City studies possibilities of creating its own PD
by Coy Slavik, Advance-Guard Editor
Jul 24, 2013 | 1237 views | 0 0 comments | 10 10 recommendations | email to a friend | print
GOLIAD – The Goliad City Council found itself thrust into the school resource officer debate at its July 16 meeting.

Goliad ISD Super-intendent Emilio Vargas III spoke to the council about the school district’s interlocal agreement with Goliad County providing an SRO, which will expire Sept. 30 if GISD and the county can’t overcome their contractual stalemate.

One solution, Vargas said, would be if the city created its own police department and worked an agreement with Goliad ISD to provide an SRO.

“We have other options to us, but we’d rather work within the confines of our own community,” Vargas said. “The cost of the SRO to the county of Goliad has not been one penny. We pay the retirement, insurance and salary.”

Mayor Jay Harvey said there had been discussion of creating a police department long before the county and GISD came to an impasse over the SRO issue.

“I know some of us have talked about for a while now and it may be time to look into it,” Harvey said.

“We had a lot of burglaries that happened for a little while,” Harvey said. “Nothing against the sheriff’s office, but they’ve got their plate full. When you have a couple of deputies on duty and you have an incident way out in Schroeder, that leaves us sitting here without any officer patrolling.”

Council members appeared split on the idea of the city creating its own police department.

Councilman Buddy Zavesky said the cost of creating a police department would be too much of a burden on the taxpayers.

“We’ll have to pay officers’ salaries, officers’ equipment, automobiles, insurance, guns and office personnel,” Zavesky said. “We don’t have enough room here, so we’ll have to find another building.

“What kind of revenue will we get out of a police department? I don’t want us to become another (speed trap like) Kendleton or Selma.”

“What does it cost to keep your citizens safe?” Harvey answered.

Goliad hasn’t had a police department since 1985.

“Things have changed since the 1980’s,” Harvey said. “We have a lot more folks coming through this community coming from Laredo to Houston. We have some pretty bad individuals coming through this community. I can’t think of a city our size that doesn’t have a police department. ... I think it’s time for one.”

Zavesky said he didn’t like the city to be forced to provide a solution for the school district and county not being able to reach an agreement.

“I don’t they need to hamstring the city’s people again with more taxes. I have nothing against the SRO. I just know those two entities cannot get together and that’s bad because we pay more county taxes inside the city for stuff we don’t get. We pay for the sheriff’s office and EMS. Now we want the city to come back and throw more money back into the budget, which will mean we’ll have to tighten up on streets and whatever.”

“Let’s look into it and check it out before we talk about being tight with the street department and all that stuff,” Councilman Lionel Garcia said.

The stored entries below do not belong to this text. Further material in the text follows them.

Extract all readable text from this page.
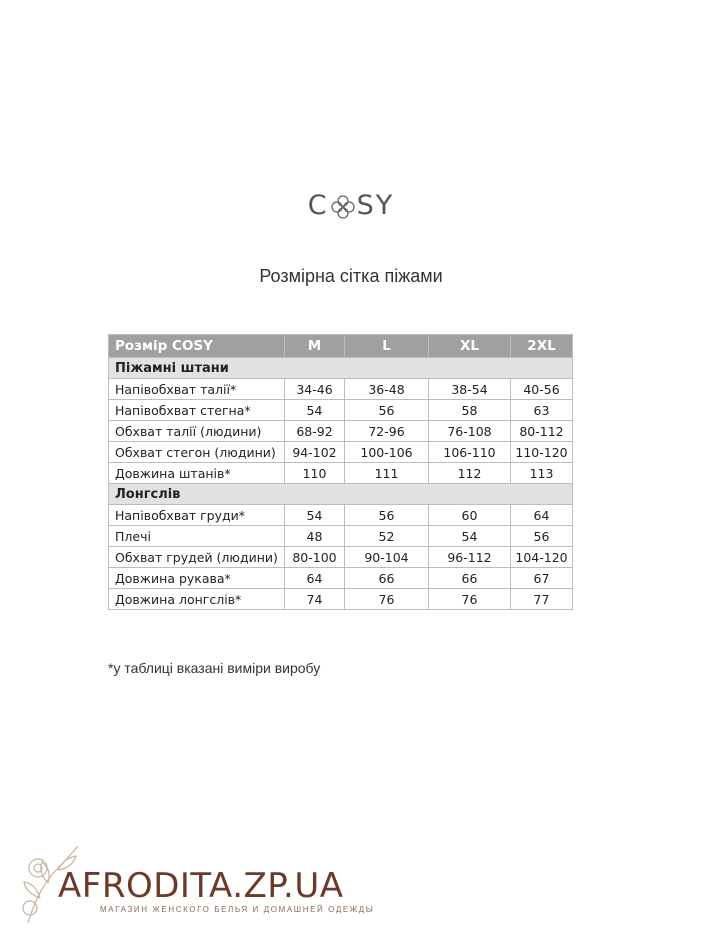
C SY
Розмірна сітка піжами
Розмір COSY	M	L	XL	2XL
Піжамні штани				
Напівобхват талії*	34-46	36-48	38-54	40-56
Напівобхват стегна*	54	56	58	63
Обхват талії (людини)	68-92	72-96	76-108	80-112
Обхват стегон (людини)	94-102	100-106	106-110	110-120
Довжина штанів*	110	111	112	113
Лонгслів				
Напівобхват груди*	54	56	60	64
Плечі	48	52	54	56
Обхват грудей (людини)	80-100	90-104	96-112	104-120
Довжина рукава*	64	66	66	67
Довжина лонгслів*	74	76	76	77
*у таблиці вказані виміри виробу
AFRODITA.ZP.UA
МАГАЗИН ЖЕНСКОГО БЕЛЬЯ И ДОМАШНЕЙ ОДЕЖДЫ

Harvey said Goliad County Sheriff Kirby Brumby told him the city could use the county jail and dispatch services.

“And at no charge?” Zevesky asked Harvey.

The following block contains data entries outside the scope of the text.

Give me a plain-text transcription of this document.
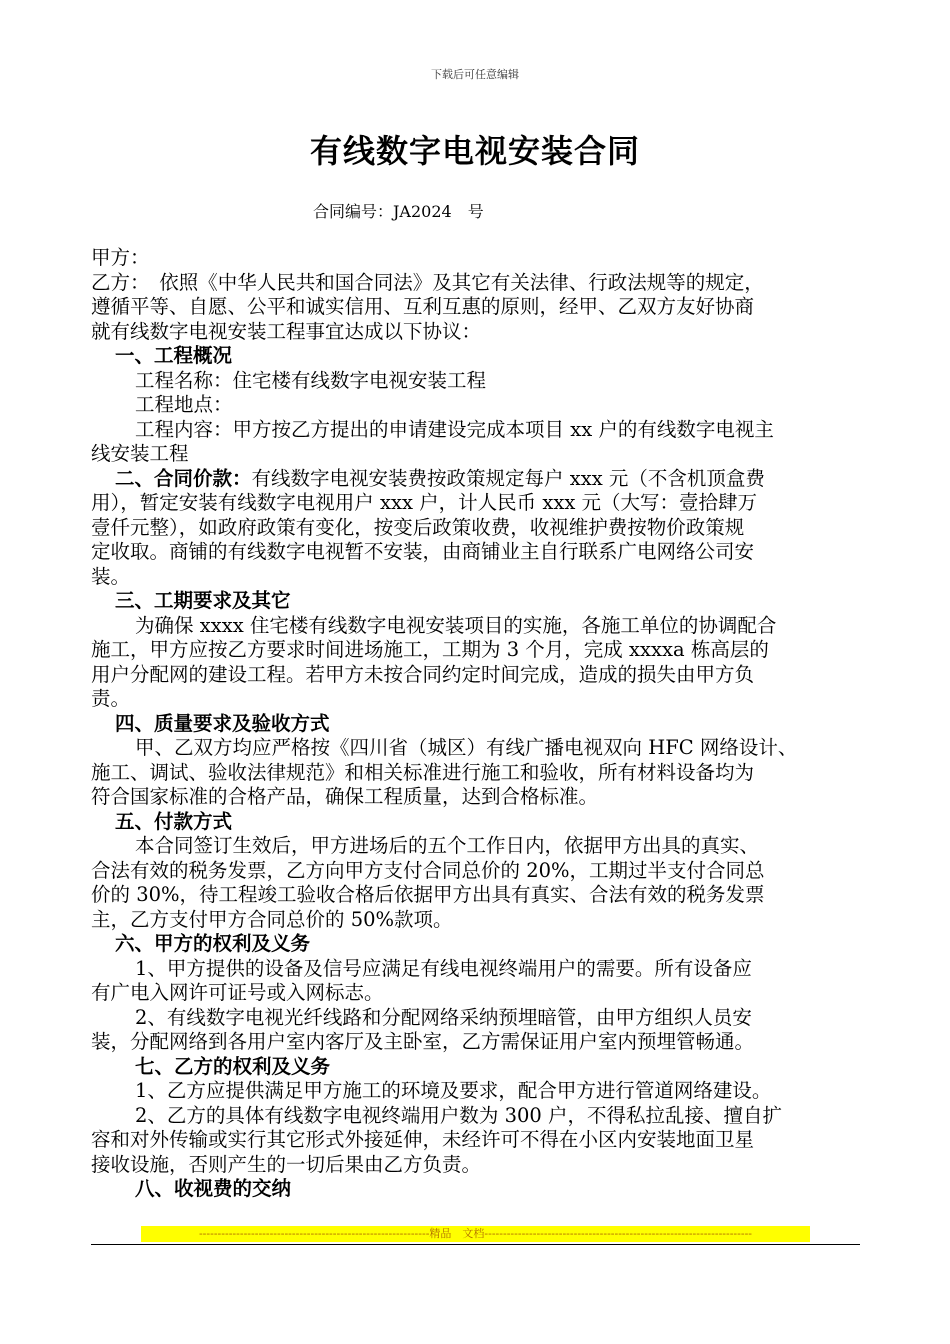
下载后可任意编辑
有线数字电视安装合同
合同编号：JA2024　号
甲方：
乙方：　依照《中华人民共和国合同法》及其它有关法律、行政法规等的规定，
遵循平等、自愿、公平和诚实信用、互利互惠的原则，经甲、乙双方友好协商
就有线数字电视安装工程事宜达成以下协议：
一、工程概况
工程名称：住宅楼有线数字电视安装工程
工程地点：
工程内容：甲方按乙方提出的申请建设完成本项目 xx 户的有线数字电视主
线安装工程
二、合同价款：有线数字电视安装费按政策规定每户 xxx 元（不含机顶盒费
用），暂定安装有线数字电视用户 xxx 户，计人民币 xxx 元（大写：壹拾肆万
壹仟元整），如政府政策有变化，按变后政策收费，收视维护费按物价政策规
定收取。商铺的有线数字电视暂不安装，由商铺业主自行联系广电网络公司安
装。
三、工期要求及其它
为确保 xxxx 住宅楼有线数字电视安装项目的实施，各施工单位的协调配合
施工，甲方应按乙方要求时间进场施工，工期为 3 个月，完成 xxxxa 栋高层的
用户分配网的建设工程。若甲方未按合同约定时间完成，造成的损失由甲方负
责。
四、质量要求及验收方式
甲、乙双方均应严格按《四川省（城区）有线广播电视双向 HFC 网络设计、
施工、调试、验收法律规范》和相关标准进行施工和验收，所有材料设备均为
符合国家标准的合格产品，确保工程质量，达到合格标准。
五、付款方式
本合同签订生效后，甲方进场后的五个工作日内，依据甲方出具的真实、
合法有效的税务发票，乙方向甲方支付合同总价的 20%，工期过半支付合同总
价的 30%，待工程竣工验收合格后依据甲方出具有真实、合法有效的税务发票
主，乙方支付甲方合同总价的 50%款项。
六、甲方的权利及义务
1、甲方提供的设备及信号应满足有线电视终端用户的需要。所有设备应
有广电入网许可证号或入网标志。
2、有线数字电视光纤线路和分配网络采纳预埋暗管，由甲方组织人员安
装，分配网络到各用户室内客厅及主卧室，乙方需保证用户室内预埋管畅通。
七、乙方的权利及义务
1、乙方应提供满足甲方施工的环境及要求，配合甲方进行管道网络建设。
2、乙方的具体有线数字电视终端用户数为 300 户，不得私拉乱接、擅自扩
容和对外传输或实行其它形式外接延伸，未经许可不得在小区内安装地面卫星
接收设施，否则产生的一切后果由乙方负责。
八、收视费的交纳
--------------------------------------------------------------精品　文档------------------------------------------------------------------------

“There will be a charge,” Councilman Ed Carter said.

Precinct 1 Deputy Constable Daniel San Miguel spoke to the council and said GCSO can’t enforce city ordinances that a police department would have the authority to do.

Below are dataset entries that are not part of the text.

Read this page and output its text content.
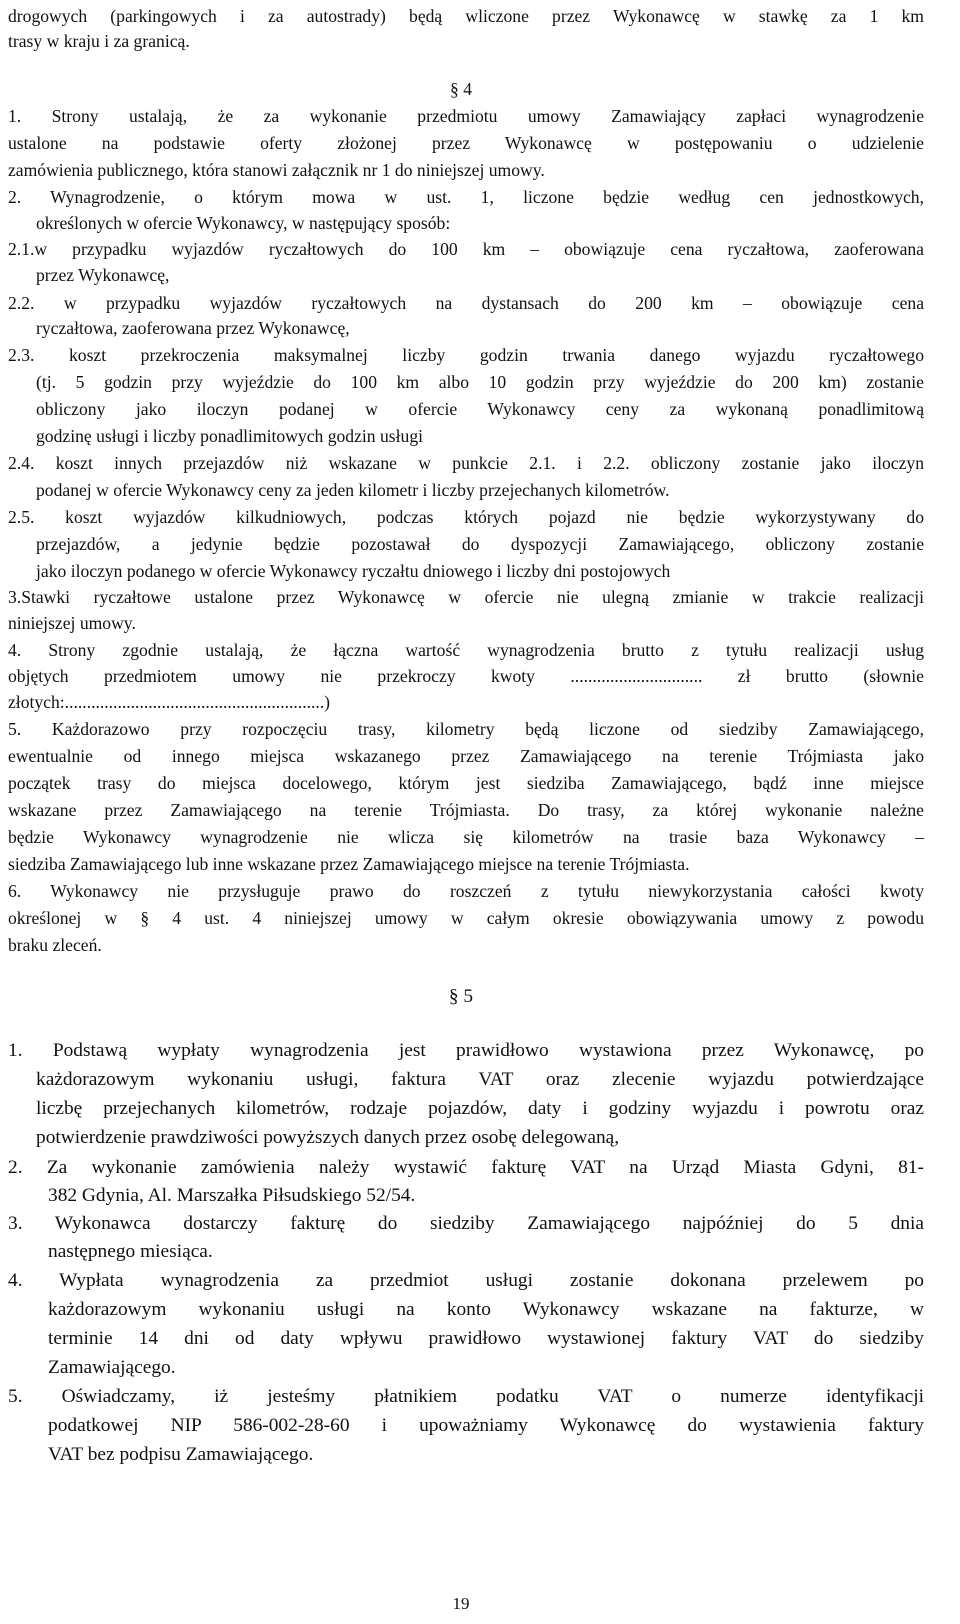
drogowych (parkingowych i za autostrady) będą wliczone przez Wykonawcę w stawkę za 1 km
trasy w kraju i za granicą.
§ 4
1. Strony ustalają, że za wykonanie przedmiotu umowy Zamawiający zapłaci wynagrodzenie
ustalone na podstawie oferty złożonej przez Wykonawcę w postępowaniu o udzielenie
zamówienia publicznego, która stanowi załącznik nr 1 do niniejszej umowy.
2. Wynagrodzenie, o którym mowa w ust. 1, liczone będzie według cen jednostkowych,
określonych w ofercie Wykonawcy, w następujący sposób:
2.1.w przypadku wyjazdów ryczałtowych do 100 km – obowiązuje cena ryczałtowa, zaoferowana
przez Wykonawcę,
2.2. w przypadku wyjazdów ryczałtowych na dystansach do 200 km – obowiązuje cena
ryczałtowa, zaoferowana przez Wykonawcę,
2.3. koszt przekroczenia maksymalnej liczby godzin trwania danego wyjazdu ryczałtowego
(tj. 5 godzin przy wyjeździe do 100 km albo 10 godzin przy wyjeździe do 200 km) zostanie
obliczony jako iloczyn podanej w ofercie Wykonawcy ceny za wykonaną ponadlimitową
godzinę usługi i liczby ponadlimitowych godzin usługi
2.4. koszt innych przejazdów niż wskazane w punkcie 2.1. i 2.2. obliczony zostanie jako iloczyn
podanej w ofercie Wykonawcy ceny za jeden kilometr i liczby przejechanych kilometrów.
2.5. koszt wyjazdów kilkudniowych, podczas których pojazd nie będzie wykorzystywany do
przejazdów, a jedynie będzie pozostawał do dyspozycji Zamawiającego, obliczony zostanie
jako iloczyn podanego w ofercie Wykonawcy ryczałtu dniowego i liczby dni postojowych
3.Stawki ryczałtowe ustalone przez Wykonawcę w ofercie nie ulegną zmianie w trakcie realizacji
niniejszej umowy.
4. Strony zgodnie ustalają, że łączna wartość wynagrodzenia brutto z tytułu realizacji usług
objętych przedmiotem umowy nie przekroczy kwoty .............................. zł brutto (słownie
złotych:...........................................................)
5. Każdorazowo przy rozpoczęciu trasy, kilometry będą liczone od siedziby Zamawiającego,
ewentualnie od innego miejsca wskazanego przez Zamawiającego na terenie Trójmiasta jako
początek trasy do miejsca docelowego, którym jest siedziba Zamawiającego, bądź inne miejsce
wskazane przez Zamawiającego na terenie Trójmiasta. Do trasy, za której wykonanie należne
będzie Wykonawcy wynagrodzenie nie wlicza się kilometrów na trasie baza Wykonawcy –
siedziba Zamawiającego lub inne wskazane przez Zamawiającego miejsce na terenie Trójmiasta.
6. Wykonawcy nie przysługuje prawo do roszczeń z tytułu niewykorzystania całości kwoty
określonej w § 4 ust. 4 niniejszej umowy w całym okresie obowiązywania umowy z powodu
braku zleceń.
§ 5
1. Podstawą wypłaty wynagrodzenia jest prawidłowo wystawiona przez Wykonawcę, po
każdorazowym wykonaniu usługi, faktura VAT oraz zlecenie wyjazdu potwierdzające
liczbę przejechanych kilometrów, rodzaje pojazdów, daty i godziny wyjazdu i powrotu oraz
potwierdzenie prawdziwości powyższych danych przez osobę delegowaną,
2. Za wykonanie zamówienia należy wystawić fakturę VAT na Urząd Miasta Gdyni, 81-
382 Gdynia, Al. Marszałka Piłsudskiego 52/54.
3. Wykonawca dostarczy fakturę do siedziby Zamawiającego najpóźniej do 5 dnia
następnego miesiąca.
4. Wypłata wynagrodzenia za przedmiot usługi zostanie dokonana przelewem po
każdorazowym wykonaniu usługi na konto Wykonawcy wskazane na fakturze, w
terminie 14 dni od daty wpływu prawidłowo wystawionej faktury VAT do siedziby
Zamawiającego.
5. Oświadczamy, iż jesteśmy płatnikiem podatku VAT o numerze identyfikacji
podatkowej NIP 586-002-28-60 i upoważniamy Wykonawcę do wystawienia faktury
VAT bez podpisu Zamawiającego.
19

“On my radio on July 4, a lady called in and there was a person right near the sheriff’s office blowing up fireworks,” San Miguel said. “The deputy told the dispatcher to tell the caller to contact a city council member, because it’s a city ordinance and we can’t enforce it.”

San Miguel asked the city council who in the city enforces city ordinances.

Zavesky said city secretary Pam Long is authorized to send out letters to suspected violators, who must appear within 10 days or face possible court action.

“The problem with that is if you have somebody blowing up fireworks, they’re not going to wait for a letter to come in the mail before they quit doing it,” Harvey said.

“When you have the deputies out chasing cows in the county and somebody breaks into a home here in the city, who are you supposed to call? City council?” San Miguel said. “This town is completely unprotected. If somebody goes to the Circle K and robs it, are you going to send that robber a letter in the mail?”

Former Mayor Hernan Jaso said he supports the city having its own police department. He said he helped initiate the creation of a Goliad PD in the 1970’s.

“The county was no enforcing our ordinances and most of the time wouldn’t even answer the calls,” Jaso said. “We relied on the Golden Crescent Planning Commission and were issued grants for law enforcement. Law enforcement agencies throughout the region came to our side. DPS has a warehouse full of cars that are available through grants. ... There are ways of doing this.”

Zavesky suggested the council study police department’s from other cities in the region similar in size of Goliad.

The Advance-Guard could not reach Brumby for comment by Monday’s press deadline.